The intuition expresses and immediate understanding of the world, while the intellect mediates to its understanding of the world. This is why the intellect is so poor at understanding the world as it is, as spirit. The intellect has many more links in the chain of understanding, whereas intuition is linked directly with the world. The intellect is therefore more likely to loose its way. For a full understanding there must be both the intellect and intuition in agreement. There is generally a stronger confidence in the assertions of the intuition in the mind than those of the intellect. This is so because of the nature of the more direct connection between the intuition and reality. However, when the intuition is mistaken and one tries to commensurate the intellect with a mistaken intuition an anxiety develops in one’s mind.
We can imagine cases where the intuition impresses a very strong association with a certain mode of reality, and where the intellect already has an established understanding that is contrary, even contradictory to this intuitive understanding. Anxiety will develop when these two understandings attempt to reconcile themselves to the degree that their respective representations of reality differ.
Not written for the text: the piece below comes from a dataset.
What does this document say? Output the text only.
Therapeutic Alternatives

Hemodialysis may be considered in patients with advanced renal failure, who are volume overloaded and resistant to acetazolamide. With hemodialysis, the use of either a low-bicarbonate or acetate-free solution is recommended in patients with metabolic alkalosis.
This is the type of anxiety that arose during my first two months of my senior year in college. As stated before my intuition began telling me things about the world, my intellect then attempted to commensurate itself (which had a vastly different understanding of the world) with this new reality. While I have always claimed to believe this newfound mode of reality, I never had a full understanding of it. That is my intuition and intellect were never aligned on the matter. I suppose this anxiety was inevitable considering my integration process.
For instance, intellectually my obligations lay with professional and academic work. Intuitively, they lay with family. The strong understandings of these obligations on both sides needed to commensurate, one needed to be dropped for the other, the intellect thus needed to shift, now intellectually my obligations also lay with family. No easy shift however. Perhaps this would have been easier for another.
I am utilizing personal experiences to better explain the philosophical concepts I hope to elucidate here. Ideally this strategy helps tell a story to the reader that is more communicable than simply speaking wholly abstractly and theoretically.